- Jack up City Sticker fees on a completely arbitrary baseline of vehicle weight, suddenly making thousands of families minivans on the hook for a sizable increase, based on shoddy or imagined reporting that vehicles over that certain tonnage do more damage to city streets.
That's pretty much what happened late last year. The solution?
- OK, we'll just raise everyone's City Sticker fee.
Everyone says, "Golly, Rahm sure is wise. He spread the cost increase over the entire city." In reality, we're pretty sure that's what he wanted. Tax increase = more money for pet projects. Rahm didn't let a crisis go to waste.
Anyone see this happening again?
An influential alderman wants to put the brakes — sort of — on Mayor Rahm Emanuel’s plan to use red-light cameras and cameras concealed in vans to catch motorists who speed near schools and parks.
Ald. Anthony Beale (9th), chairman of the City Council’s Transportation Committee, said there’s no reason to keep the cameras rolling around schools until 8:30 p.m. Monday through Thursday and 9 p.m. on Friday when most of the kids are gone by late afternoon.

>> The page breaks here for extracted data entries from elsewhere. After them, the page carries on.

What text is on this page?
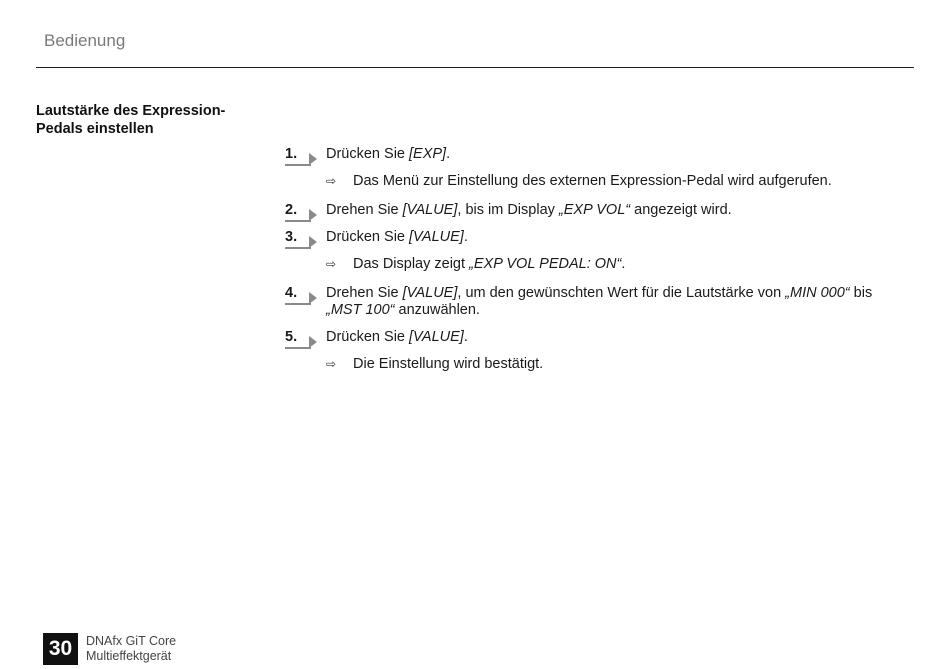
Bedienung
Lautstärke des Expression-Pedals einstellen
1. Drücken Sie [EXP].
⇨ Das Menü zur Einstellung des externen Expression-Pedal wird aufgerufen.
2. Drehen Sie [VALUE], bis im Display „EXP VOL“ angezeigt wird.
3. Drücken Sie [VALUE].
⇨ Das Display zeigt „EXP VOL PEDAL: ON“.
4. Drehen Sie [VALUE], um den gewünschten Wert für die Lautstärke von „MIN 000“ bis „MST 100“ anzuwählen.
5. Drücken Sie [VALUE].
⇨ Die Einstellung wird bestätigt.
30	DNAfx GiT Core
Multieffektgerät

“Schools are out at 3 p.m., so it shouldn’t run past 4 p.m. — even if there’s an after-school program. There’s no reason for people to be ticketed after 4 p.m. around schools,” said Beale, whose committee must approve legislation implementing the crackdown.
“Parks are a different story because they do stay open a little longer. And parks are heavily used by the kids in the evenings.”
Beale also wants to lower the fines and phase them in even more than state lawmakers did to ease the blow on motorists.
Anyone want to bet that Rahm doesn't "compromise" on this, too?
- He still gets his speed cameras;
- he still gets to claim it's "for the children," even in the face of studies showing the claim that Chicago has an outrageous pedestrian accident rate is pretty much BS;
- he appears "reasonable" by having Beale phase in the fines and shortening the previously proposed hours of operation.